This wristband lets humans control machines with their minds

This wearable allows humans to control machines with their minds
VIDEO3:5303:53
This wearable allows humans to control machines with their minds

Our mouse and keyboard could become a thing of the past. Manhattan-based start-up CTRL-labs is developing a wearable that allows people to control computers, robots and applications by tracking the electrical activity generated when a person thinks about moving.

Backed by tech giants Amazon and Alphabet, the company is building neural interfaces to make our interactions with technology more fluid, to the point where devices feel like they become part of you.

Magdalena Petrova

The company is founded by Patrick Kaifosh and Thomas Reardon, both of whom have PhDs in neuroscience from Columbia University. Reardon also created Internet Explorer while at Microsoft.
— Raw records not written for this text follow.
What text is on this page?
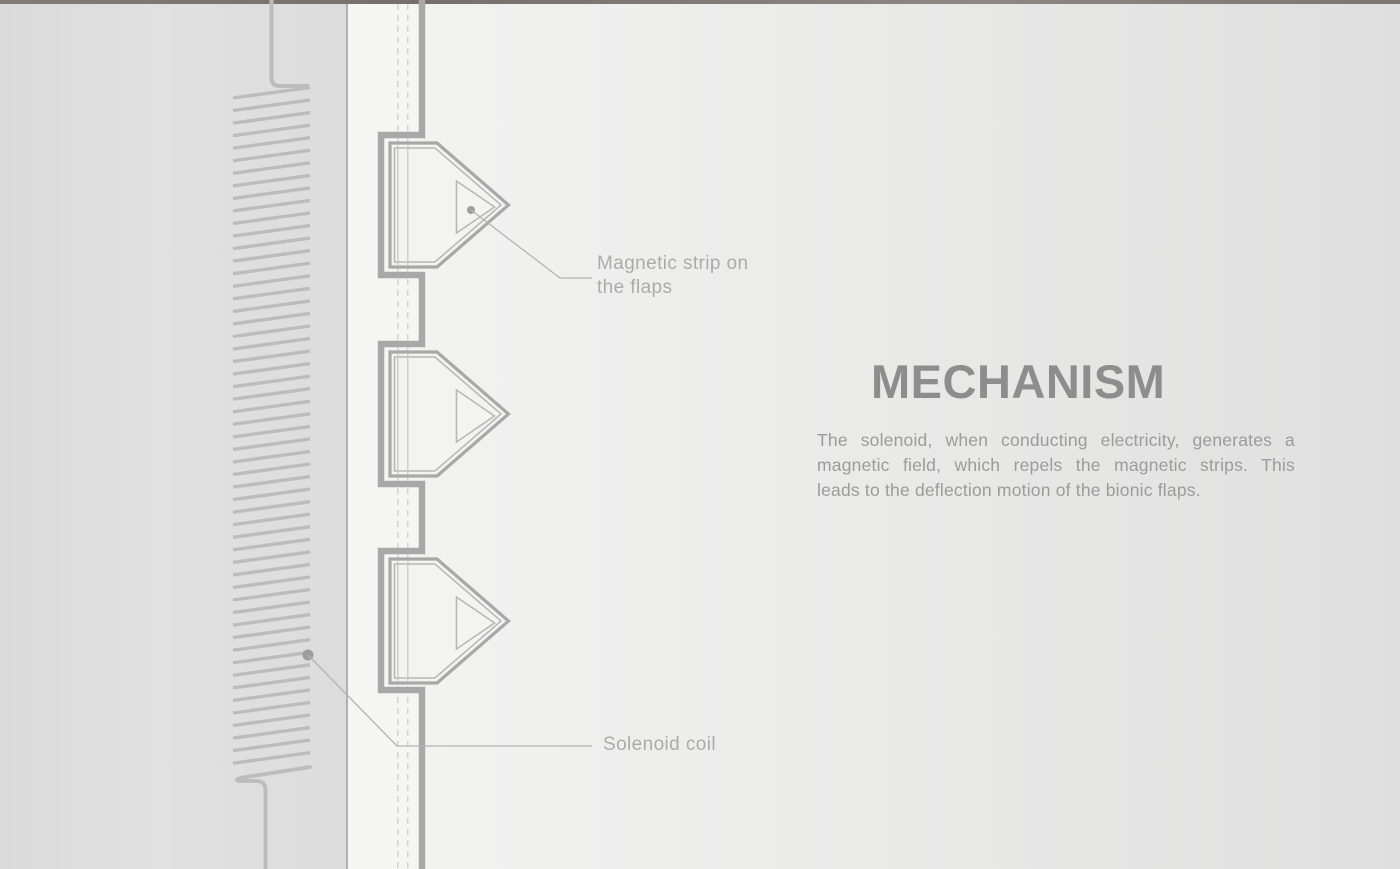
Magnetic strip on
the flaps
Solenoid coil
MECHANISM
The solenoid, when conducting electricity, generates a
magnetic field, which repels the magnetic strips. This
leads to the deflection motion of the bionic flaps.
To make this human-machine link possible, they figured out how to tap into the body's nervous system.

An armband outfitted with a number of sensors detects the brain's electrical activity and sends it to a computer. From there, algorithms decode it and use the signals to manipulate a machine. Users can then do things like scroll through text, turn a dial or select items from a menu just by thinking about it. The signals can even be used to control robots.

"We don't decode your movement, we decode your intention," Reardon said.

CTRL-labs

The start-up envisions the technology will completely change the way we use our devices.

"Your phone, a tablet, the computer that’s built into a kiosk at the airport. All of those things are potential areas in which CTRL-labs can completely change the means by which you interact with those experiences," Reardon said.

The team thinks the technology will initially be used for augmented and virtual reality, but CTRL-labs is already experimenting with medical applications. The device is being used at Johns Hopkins University, where it is being tested for neurorehabilitation for stroke patients and hand transplants.

Later this year, CTRL-labs will release its technology to software developers.

"I have every faith in the world that this technology will come to dominate the way that we interact with machines. CTRL-labs may not be the company that pulls that off, but the technology will rewrite technology history," says Reardon.